LE SYSTEME MONDIAL DE LA FAO ET LE TIRPG: Le Président de la CRGAA-10, Lim, a ouvert les discussions sur le Système Mondial de la FAO ayant trait aux RPGAA et sur son apport potentiel à la mise en œuvre du TIRPG (CRGAA-10/04/3). Il a souligné que l'évaluation de la contribution apportée par le Système mondial est essentielle à la facilitation de la collaboration avec l'organe directeur du TIRPG. Plusieurs intervenants ont apporté leur appui à son point de vue, mettant en relief la nécessité d'édifier des synergies et d'éviter les duplications. Comme suggéré par l'UE, l'AUSTRALIE, les ETATS-UNIS et le BRESIL, les délégués ont décidé de traiter les interactions entre la CRGAA et l'Organe Directeur, de manière distincte pour chacun des éléments du Système Mondial. Le CANADA a proposé que les Secrétariats de la CRGAA et de l'Organe Directeur fournissent les vues sur la collaboration. L'AFRIQUE DU SUD a mis l'accent sur le renforcement des capacités et sur l'investissement infrastructurel, et l'ANGOLA, sur le Code de Conduite sur la Collecte et le Transfert des Matériels Phytogénétiques, en tant qu'outils utiles à la mise en œuvre du TIRPG.
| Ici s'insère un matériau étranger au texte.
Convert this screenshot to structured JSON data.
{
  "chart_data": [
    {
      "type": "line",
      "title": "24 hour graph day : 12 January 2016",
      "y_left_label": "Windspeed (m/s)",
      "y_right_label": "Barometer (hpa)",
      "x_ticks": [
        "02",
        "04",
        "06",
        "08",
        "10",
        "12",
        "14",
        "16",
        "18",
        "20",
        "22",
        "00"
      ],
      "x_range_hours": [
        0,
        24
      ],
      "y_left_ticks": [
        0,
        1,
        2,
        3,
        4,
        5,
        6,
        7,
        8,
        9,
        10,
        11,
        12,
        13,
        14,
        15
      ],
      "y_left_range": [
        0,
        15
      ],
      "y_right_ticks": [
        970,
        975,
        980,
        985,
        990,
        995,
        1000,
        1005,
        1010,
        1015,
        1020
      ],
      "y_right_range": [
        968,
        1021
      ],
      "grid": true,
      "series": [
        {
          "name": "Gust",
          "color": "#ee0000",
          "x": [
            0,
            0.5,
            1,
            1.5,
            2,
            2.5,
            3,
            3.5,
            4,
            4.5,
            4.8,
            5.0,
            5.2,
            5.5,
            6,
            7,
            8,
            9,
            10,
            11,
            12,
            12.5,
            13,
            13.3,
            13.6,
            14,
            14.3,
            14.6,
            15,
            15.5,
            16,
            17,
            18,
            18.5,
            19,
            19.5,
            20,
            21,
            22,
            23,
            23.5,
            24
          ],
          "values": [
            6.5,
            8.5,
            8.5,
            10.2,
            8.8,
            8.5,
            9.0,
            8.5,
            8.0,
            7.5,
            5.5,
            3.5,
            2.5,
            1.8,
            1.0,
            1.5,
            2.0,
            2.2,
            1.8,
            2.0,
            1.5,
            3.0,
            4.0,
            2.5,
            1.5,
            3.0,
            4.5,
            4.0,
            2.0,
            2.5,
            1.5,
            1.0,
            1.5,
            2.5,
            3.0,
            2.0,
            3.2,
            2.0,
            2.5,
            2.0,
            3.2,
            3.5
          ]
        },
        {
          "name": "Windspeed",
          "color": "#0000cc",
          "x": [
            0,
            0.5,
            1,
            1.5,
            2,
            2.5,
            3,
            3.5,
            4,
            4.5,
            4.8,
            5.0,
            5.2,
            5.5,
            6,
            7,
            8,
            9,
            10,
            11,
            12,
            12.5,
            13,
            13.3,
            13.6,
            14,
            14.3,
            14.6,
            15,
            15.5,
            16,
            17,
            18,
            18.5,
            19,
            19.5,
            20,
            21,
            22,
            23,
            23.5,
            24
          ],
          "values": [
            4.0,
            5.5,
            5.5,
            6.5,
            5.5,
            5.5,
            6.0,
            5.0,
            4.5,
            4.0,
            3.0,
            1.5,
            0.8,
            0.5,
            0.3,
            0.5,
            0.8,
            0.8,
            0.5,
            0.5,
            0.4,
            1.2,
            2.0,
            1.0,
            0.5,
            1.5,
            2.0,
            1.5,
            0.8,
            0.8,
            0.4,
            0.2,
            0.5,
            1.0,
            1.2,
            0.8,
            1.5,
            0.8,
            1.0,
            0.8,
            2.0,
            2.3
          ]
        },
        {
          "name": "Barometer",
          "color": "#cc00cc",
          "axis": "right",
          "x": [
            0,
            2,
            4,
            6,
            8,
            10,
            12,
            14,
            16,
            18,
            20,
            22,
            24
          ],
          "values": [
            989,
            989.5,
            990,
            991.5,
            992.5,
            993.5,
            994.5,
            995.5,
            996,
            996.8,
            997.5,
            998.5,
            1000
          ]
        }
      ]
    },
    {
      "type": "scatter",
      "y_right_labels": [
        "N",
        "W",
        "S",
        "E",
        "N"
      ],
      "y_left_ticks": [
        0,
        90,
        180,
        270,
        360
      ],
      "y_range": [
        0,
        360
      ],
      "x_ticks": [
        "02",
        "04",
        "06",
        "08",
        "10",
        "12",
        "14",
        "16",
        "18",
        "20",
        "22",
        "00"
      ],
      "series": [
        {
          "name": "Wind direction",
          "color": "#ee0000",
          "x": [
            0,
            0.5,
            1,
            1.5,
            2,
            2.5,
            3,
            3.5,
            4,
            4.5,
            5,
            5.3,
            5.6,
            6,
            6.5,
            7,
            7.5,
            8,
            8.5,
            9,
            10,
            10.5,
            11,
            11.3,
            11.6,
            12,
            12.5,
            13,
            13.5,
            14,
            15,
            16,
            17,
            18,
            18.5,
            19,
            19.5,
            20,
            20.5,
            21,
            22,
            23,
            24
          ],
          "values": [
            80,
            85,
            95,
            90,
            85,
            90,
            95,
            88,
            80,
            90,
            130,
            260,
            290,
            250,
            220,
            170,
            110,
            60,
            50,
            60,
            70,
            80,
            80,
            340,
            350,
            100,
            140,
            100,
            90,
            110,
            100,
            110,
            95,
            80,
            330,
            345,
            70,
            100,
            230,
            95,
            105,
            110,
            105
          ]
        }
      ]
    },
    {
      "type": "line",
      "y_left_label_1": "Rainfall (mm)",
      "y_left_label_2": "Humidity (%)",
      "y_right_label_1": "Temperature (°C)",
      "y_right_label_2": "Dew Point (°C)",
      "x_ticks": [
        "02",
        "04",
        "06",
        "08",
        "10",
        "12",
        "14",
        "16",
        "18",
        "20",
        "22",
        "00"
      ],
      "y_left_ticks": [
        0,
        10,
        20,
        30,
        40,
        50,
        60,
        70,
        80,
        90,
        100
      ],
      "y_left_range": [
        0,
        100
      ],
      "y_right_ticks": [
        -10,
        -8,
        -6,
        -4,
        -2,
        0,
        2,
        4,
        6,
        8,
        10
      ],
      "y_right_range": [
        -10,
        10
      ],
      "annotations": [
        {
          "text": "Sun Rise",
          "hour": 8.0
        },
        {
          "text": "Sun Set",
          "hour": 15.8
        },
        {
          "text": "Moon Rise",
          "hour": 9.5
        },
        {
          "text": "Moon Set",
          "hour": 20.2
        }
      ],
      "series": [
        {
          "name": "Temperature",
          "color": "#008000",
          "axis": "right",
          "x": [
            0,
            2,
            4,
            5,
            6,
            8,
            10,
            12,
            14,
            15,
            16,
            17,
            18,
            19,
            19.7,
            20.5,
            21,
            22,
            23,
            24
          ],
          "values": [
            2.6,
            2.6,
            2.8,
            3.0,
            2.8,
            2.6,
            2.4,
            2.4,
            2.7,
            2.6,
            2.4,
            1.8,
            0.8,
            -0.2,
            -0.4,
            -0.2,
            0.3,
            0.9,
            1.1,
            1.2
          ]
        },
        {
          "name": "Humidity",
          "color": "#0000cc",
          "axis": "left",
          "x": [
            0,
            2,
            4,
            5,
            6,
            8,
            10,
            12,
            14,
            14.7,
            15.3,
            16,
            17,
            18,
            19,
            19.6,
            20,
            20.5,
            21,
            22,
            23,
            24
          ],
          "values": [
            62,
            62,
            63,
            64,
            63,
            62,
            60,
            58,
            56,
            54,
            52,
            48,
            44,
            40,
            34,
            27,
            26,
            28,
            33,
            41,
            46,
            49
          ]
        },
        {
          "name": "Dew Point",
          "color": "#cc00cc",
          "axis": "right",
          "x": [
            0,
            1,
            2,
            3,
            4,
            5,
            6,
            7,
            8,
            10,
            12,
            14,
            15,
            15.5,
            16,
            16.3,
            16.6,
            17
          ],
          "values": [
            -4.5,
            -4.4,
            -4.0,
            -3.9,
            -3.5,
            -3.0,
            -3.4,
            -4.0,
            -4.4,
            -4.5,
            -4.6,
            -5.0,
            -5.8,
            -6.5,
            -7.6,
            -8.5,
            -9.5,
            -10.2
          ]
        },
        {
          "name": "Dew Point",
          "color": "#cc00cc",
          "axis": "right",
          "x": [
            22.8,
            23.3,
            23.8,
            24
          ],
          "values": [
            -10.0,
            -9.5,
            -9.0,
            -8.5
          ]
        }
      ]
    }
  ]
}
LES PROGRES REALISES DEPUIS LA CRGAA-9: Le Président Lim a attiré l'attention sur le rapport de la deuxième session du Groupe de Travail Technique Intergouvernemental sur les RPGAA (GTTI-RPG) (CGFRA-10/04/4), sur la note concernant le suivi des recommandations sur certains éléments du Système Mondial (CRGAA-10/04/05) et sur le rapport concernant l'état d'avancement des préparatifs du second rapport sur l'Etat des RPGAA de la planète (CRGAA-10/04/05 Add. 1).

L'UE a proposé de désigner le GTTI-RPG comme organe subsidiaire technique du TIRPG. La TUNISIE a souligné le besoin de structures nationales et régionales claires pour la mise en application des recommandations du GTTI-RPG.

Le Secrétariat a présenté un aperçu sur les orientations requises par la Commission sur les RPGAA, concernant: les progrès accomplis dans la mise en œuvre, le mécanisme de facilitation du PAM et le suivi de sa mise en œuvre; les réseaux internationaux pour la conservation et l'utilisation durable des ressources génétiques; le Code de Conduite International sur la Collecte et le Transfert des Matériels Phytogénétiques; le renforcement des systèmes semenciers et de sélection des plantes; et le Fonds Fiduciaire pour la Diversité des Cultures (CRGAA-10/04/05).

L'UE a fait part de ses réserves concernant les décalages régionaux dans la mise en œuvre du PAM, et ont appuyé le partage des tâches régionales et internationales, y compris la collaboration avec les banques de gène. Il a également apporté son appui à l'élaboration des études de cas sur les réseaux phytogénétiques internationaux, et a souligné qu'une mise en œuvre efficace de l'Accord Intérimaire sur le Transfert des Matériels (ATM) faciliterait la conclusion d'accords entre l'Organe Directeur et les CIRA.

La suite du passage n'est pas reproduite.